“There’s far more to the world of Web servers than just Apache and IIS. While lightweight Web servers have much in common, there’s also variation within the category. Most are written in C, but several other implementation languages have proven successful among the servers with which I’ve experimented, including Erlang, Java, Lisp, Lua, Perl, Python, and Tcl. If there’s a language you favor, you can probably find a lightweight Web server here coded for your convenience. survey the possibilities and see how they apply to you.”
I’m using lighttpd and nginx on certain sites. And they can upload much more static content than Apache or IIS will ever manage, given same horsepower.
They could be damn nice in resource constrained environments like embedded devices or VDS servers (where more RAM means more money to pay).
“There’s far more to the world of Web servers than just Apache and IIS.”
That’s right. Apache and IIS are not only available heavyweight web servers out there. Sun Java System Web Server is highly scalable web server aimed at large workloads and it has been recently open sourced under the name ‘Open Web Server’.
I use the Sun Java System Web Server and it’s an excellent product and my preference at this point in time.
An article listing tens of lightweight, fast HTTP servers, and Cherokee isn’t listed? Whoa, that’s really a great miss, since Cherokee beats performance wise any other real server (IIS, Apache, nginx, lighttpd) both in static and dynamic content.
> Cherokee beats performance wise any other real server
>(IIS, Apache, nginx, lighttpd) both in static and
>dynamic content
Did you ever tried lighttpd or nginx yourself? Are there any proof links? As for me, lighttpd serves on 100mbps link to some 100-500 concurrent users and just consumes 4Mb RAM and 1% of CPU, virtually regardless of concurrent users. And even on gigabit it has no troubles. It is rather your disk subsystem who will limit the fun, not a server (HDDs are having troubles saturating gigabit if access is not linear and 100 users are rarely downloading same file in same time, yeah?).
It can also withstand against “C10K problem” virtually anywhere, given proper configuration. It even works for me on my router (MIPS32 CPU at 264MHz, 32Mb RAM, also known to others as Asus WL500GP wi-fi router).
Furthermore, on load testing I achieved impressive 9GBps throughput with lighttpd when transferring data on localhost using usual crappy PC (Yeah, I have no 10Gbps card, he-he).
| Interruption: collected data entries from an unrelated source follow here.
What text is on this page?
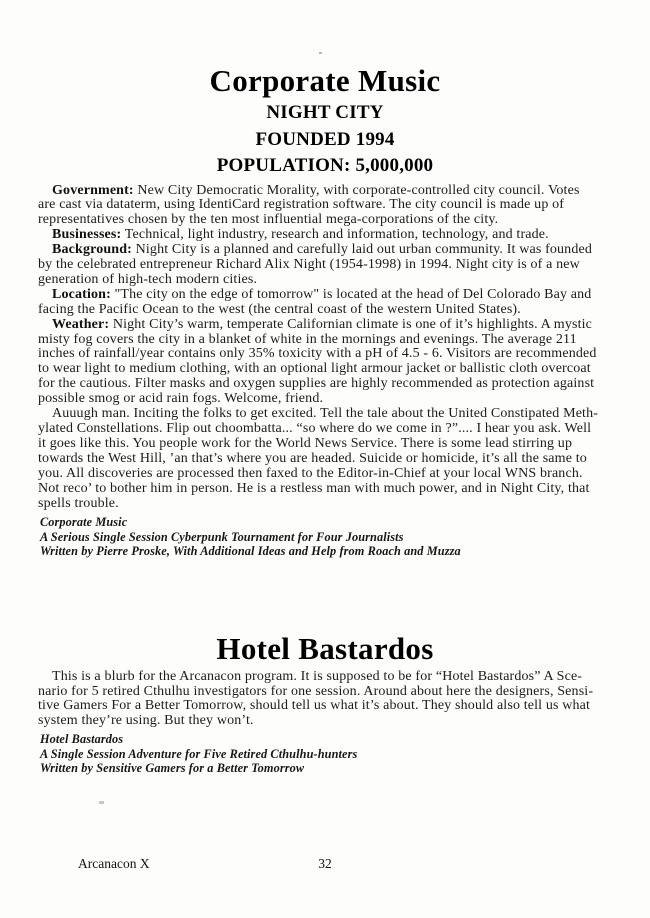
Corporate Music
NIGHT CITY
FOUNDED 1994
POPULATION: 5,000,000
Government: New City Democratic Morality, with corporate-controlled city council. Votes
are cast via dataterm, using IdentiCard registration software. The city council is made up of
representatives chosen by the ten most influential mega-corporations of the city.
Businesses: Technical, light industry, research and information, technology, and trade.
Background: Night City is a planned and carefully laid out urban community. It was founded
by the celebrated entrepreneur Richard Alix Night (1954-1998) in 1994. Night city is of a new
generation of high-tech modern cities.
Location: "The city on the edge of tomorrow" is located at the head of Del Colorado Bay and
facing the Pacific Ocean to the west (the central coast of the western United States).
Weather: Night City’s warm, temperate Californian climate is one of it’s highlights. A mystic
misty fog covers the city in a blanket of white in the mornings and evenings. The average 211
inches of rainfall/year contains only 35% toxicity with a pH of 4.5 - 6. Visitors are recommended
to wear light to medium clothing, with an optional light armour jacket or ballistic cloth overcoat
for the cautious. Filter masks and oxygen supplies are highly recommended as protection against
possible smog or acid rain fogs. Welcome, friend.
Auuugh man. Inciting the folks to get excited. Tell the tale about the United Constipated Meth-
ylated Constellations. Flip out choombatta... “so where do we come in ?”.... I hear you ask. Well
it goes like this. You people work for the World News Service. There is some lead stirring up
towards the West Hill, ’an that’s where you are headed. Suicide or homicide, it’s all the same to
you. All discoveries are processed then faxed to the Editor-in-Chief at your local WNS branch.
Not reco’ to bother him in person. He is a restless man with much power, and in Night City, that
spells trouble.
Corporate Music
A Serious Single Session Cyberpunk Tournament for Four Journalists
Written by Pierre Proske, With Additional Ideas and Help from Roach and Muzza
Hotel Bastardos
This is a blurb for the Arcanacon program. It is supposed to be for “Hotel Bastardos” A Sce-
nario for 5 retired Cthulhu investigators for one session. Around about here the designers, Sensi-
tive Gamers For a Better Tomorrow, should tell us what it’s about. They should also tell us what
system they’re using. But they won’t.
Hotel Bastardos
A Single Session Adventure for Five Retired Cthulhu-hunters
Written by Sensitive Gamers for a Better Tomorrow
Arcanacon X	32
P.S. lighttpd serves such “small” thing as YouTube and Wikipedia for example. If you will take a look on YouTube or Wikipedia internals, you will figure out that while it looks like Apache on front pages, heaviest jobs like uploading big files to users (yeah, these big flash movies on youtube, media files on Wikipedia or whatever else) – all this done by lighttpd, actually. And such insignificant site like WordPress now uses nginx … because it was ONLY thing which actually survives and works at 8000 connections per second anyhow. Are you sure you can beat this?